Qatari leadership says the United States supports its decision to host the Hamas political office in Doha and the Biden administration has praised its role as a mediator between Israel and Hamas, facilitating negotiations over the release of hostages. During a pause in fighting partially brokered by Qatar, Hamas released some 100 hostages.
Academics are an important part of Qatari ties with the United States. A number of U.S. universities, including Georgetown and Northwestern, have campuses in Qatar’s Education City on the edge of the capital Doha.
The Qatari government pays hundreds of millions of dollars in operations costs to the universities each year and in return the branches provide elite higher education for hundreds of Qatari students as well as others from around the region.
Qatar also hosts the largest U.S. military facility in the Middle East, Al Udeid Air Base, which can house more than 10,000 U.S. military personnel.
Nonetheless, Qatar has received a steady stream of criticism for its links to Hamas in recent months from critics of the Biden administration in the United States and from Israeli leadership. Most recently Prime Minister Benjamin Netanyahu called the country “problematic” in a leaked audio recording.
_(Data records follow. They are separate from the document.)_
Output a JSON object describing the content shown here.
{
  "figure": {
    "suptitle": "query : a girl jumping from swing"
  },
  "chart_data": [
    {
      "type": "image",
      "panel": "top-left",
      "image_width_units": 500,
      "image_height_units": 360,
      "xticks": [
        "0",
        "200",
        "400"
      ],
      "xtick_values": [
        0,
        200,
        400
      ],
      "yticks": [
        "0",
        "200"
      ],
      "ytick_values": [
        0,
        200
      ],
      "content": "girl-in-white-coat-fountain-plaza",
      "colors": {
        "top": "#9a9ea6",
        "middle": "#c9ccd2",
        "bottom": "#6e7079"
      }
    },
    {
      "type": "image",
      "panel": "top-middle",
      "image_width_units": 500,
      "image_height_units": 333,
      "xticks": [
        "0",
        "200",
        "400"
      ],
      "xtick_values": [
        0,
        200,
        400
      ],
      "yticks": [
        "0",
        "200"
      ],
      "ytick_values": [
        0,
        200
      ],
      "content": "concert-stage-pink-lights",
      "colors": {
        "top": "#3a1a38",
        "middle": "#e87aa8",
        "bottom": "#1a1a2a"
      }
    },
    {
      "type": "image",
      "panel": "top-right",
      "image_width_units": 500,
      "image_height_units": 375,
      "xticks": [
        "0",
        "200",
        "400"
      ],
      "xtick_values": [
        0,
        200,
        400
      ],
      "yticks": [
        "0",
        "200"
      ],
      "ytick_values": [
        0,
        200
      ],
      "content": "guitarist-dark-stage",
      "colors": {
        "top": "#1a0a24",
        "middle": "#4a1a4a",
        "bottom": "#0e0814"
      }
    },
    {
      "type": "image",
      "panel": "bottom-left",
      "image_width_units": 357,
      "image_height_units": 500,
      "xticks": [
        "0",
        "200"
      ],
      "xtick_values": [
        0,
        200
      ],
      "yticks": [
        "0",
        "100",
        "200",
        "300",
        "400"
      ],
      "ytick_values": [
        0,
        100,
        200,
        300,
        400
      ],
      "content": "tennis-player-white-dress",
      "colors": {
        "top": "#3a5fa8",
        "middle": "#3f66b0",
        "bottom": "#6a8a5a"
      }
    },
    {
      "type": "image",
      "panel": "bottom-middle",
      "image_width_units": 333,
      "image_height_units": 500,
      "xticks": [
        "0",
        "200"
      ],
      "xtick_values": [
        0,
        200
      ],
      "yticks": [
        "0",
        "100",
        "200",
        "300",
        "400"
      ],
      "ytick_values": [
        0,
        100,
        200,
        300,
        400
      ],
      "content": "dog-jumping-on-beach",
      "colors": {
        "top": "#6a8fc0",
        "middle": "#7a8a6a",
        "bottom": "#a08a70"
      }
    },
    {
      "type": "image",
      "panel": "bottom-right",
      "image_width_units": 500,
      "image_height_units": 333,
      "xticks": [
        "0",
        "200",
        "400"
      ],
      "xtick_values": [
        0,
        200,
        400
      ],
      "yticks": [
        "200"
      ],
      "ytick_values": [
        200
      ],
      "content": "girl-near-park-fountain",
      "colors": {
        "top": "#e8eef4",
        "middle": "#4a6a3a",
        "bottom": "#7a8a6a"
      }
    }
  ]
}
Texas A&M University was attacked for its ties to Qatar in a January letter from an antisemitism watchdog group. The letter accused the university of involvement in a covert deal that gave Qatar control of nuclear weapons technology and described Qatar as a country that supports Hamas and other armed groups.
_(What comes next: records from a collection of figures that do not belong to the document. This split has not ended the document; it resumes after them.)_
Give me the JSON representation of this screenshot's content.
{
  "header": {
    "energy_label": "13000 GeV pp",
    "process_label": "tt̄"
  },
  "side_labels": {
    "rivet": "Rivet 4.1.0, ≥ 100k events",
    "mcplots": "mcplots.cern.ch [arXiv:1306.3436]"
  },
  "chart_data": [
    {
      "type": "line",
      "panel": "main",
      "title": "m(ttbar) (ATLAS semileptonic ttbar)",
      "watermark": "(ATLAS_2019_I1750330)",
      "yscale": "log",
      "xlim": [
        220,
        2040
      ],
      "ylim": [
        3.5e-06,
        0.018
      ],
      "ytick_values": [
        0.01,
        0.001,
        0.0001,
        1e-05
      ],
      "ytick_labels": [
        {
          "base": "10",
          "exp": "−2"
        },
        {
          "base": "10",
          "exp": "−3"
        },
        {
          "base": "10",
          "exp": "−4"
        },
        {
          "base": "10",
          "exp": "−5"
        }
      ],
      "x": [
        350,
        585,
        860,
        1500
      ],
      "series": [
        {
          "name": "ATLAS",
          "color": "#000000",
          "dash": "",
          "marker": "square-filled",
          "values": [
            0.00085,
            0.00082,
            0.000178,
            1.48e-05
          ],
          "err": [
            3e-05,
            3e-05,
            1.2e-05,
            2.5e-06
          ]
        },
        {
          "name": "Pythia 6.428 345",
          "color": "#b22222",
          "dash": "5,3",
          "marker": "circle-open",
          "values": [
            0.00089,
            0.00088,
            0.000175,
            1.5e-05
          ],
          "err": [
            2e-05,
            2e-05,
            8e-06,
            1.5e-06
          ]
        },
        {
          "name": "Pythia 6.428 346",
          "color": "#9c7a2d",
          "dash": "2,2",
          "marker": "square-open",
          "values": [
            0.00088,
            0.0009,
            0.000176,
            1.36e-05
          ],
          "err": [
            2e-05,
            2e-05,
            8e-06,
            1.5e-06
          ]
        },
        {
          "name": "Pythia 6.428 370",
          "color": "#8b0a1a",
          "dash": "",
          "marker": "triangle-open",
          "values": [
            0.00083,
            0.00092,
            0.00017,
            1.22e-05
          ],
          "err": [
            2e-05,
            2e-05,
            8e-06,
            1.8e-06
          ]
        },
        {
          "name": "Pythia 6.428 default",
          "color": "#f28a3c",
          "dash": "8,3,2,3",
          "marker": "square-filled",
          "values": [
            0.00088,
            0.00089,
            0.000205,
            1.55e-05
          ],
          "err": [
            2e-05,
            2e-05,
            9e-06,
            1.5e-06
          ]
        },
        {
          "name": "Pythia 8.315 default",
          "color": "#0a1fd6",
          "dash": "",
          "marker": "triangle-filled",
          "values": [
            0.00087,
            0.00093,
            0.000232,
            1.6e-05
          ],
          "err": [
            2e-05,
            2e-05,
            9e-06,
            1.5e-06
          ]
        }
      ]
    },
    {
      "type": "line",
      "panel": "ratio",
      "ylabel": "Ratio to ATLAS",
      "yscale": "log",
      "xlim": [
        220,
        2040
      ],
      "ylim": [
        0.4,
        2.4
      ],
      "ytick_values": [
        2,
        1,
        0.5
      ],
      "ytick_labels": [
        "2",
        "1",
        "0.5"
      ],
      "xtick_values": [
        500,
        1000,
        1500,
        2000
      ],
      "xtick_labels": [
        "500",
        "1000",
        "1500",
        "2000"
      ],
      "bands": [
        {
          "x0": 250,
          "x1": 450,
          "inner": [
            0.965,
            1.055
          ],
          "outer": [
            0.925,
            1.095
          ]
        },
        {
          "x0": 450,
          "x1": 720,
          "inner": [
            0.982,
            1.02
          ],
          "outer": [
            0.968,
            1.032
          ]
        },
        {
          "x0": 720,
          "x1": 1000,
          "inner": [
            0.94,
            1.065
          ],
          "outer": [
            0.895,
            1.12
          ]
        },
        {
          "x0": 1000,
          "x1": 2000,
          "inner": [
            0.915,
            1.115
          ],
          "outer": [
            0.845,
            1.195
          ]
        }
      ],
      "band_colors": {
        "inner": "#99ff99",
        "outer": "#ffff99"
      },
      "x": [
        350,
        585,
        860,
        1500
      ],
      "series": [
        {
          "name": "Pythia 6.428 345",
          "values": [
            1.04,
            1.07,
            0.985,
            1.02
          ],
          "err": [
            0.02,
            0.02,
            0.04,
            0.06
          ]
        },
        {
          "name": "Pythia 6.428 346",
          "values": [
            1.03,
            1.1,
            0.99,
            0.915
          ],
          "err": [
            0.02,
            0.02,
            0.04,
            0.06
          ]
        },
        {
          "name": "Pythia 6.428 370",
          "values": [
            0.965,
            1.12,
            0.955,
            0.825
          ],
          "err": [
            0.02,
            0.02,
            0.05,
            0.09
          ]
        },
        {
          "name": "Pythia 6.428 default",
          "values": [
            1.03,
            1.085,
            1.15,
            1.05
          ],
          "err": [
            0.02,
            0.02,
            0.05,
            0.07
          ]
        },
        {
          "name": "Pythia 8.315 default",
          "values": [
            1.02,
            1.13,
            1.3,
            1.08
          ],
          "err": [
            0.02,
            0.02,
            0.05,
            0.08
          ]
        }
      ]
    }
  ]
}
“The misinformation campaign had no bearing on Thursday’s decision” to shutter the Qatar campus, university spokesman Mike Reilly said in a written statement. The discussion about the future of the branch “had begun before false information was reported about Texas A&M and Qatar,” the statement added.
University President Mark Welsh, who is a retired Air Force general, issued a rebuttal of the accusations at the time calling them “simply wrong” and “irresponsible.”
Texas A&M University has had a branch in Qatar for over two decades, during which time it has graduated over 1,500 engineering students.
This week’s statement from the university board said the institution began reviewing its decision to have a “physical presence in Qatar” in fall 2023 “due to the heightened instability in the Middle East.”
The university branch will be shuttered by 2028, the statement said, but a team will be assembled to ensure students can complete their studies.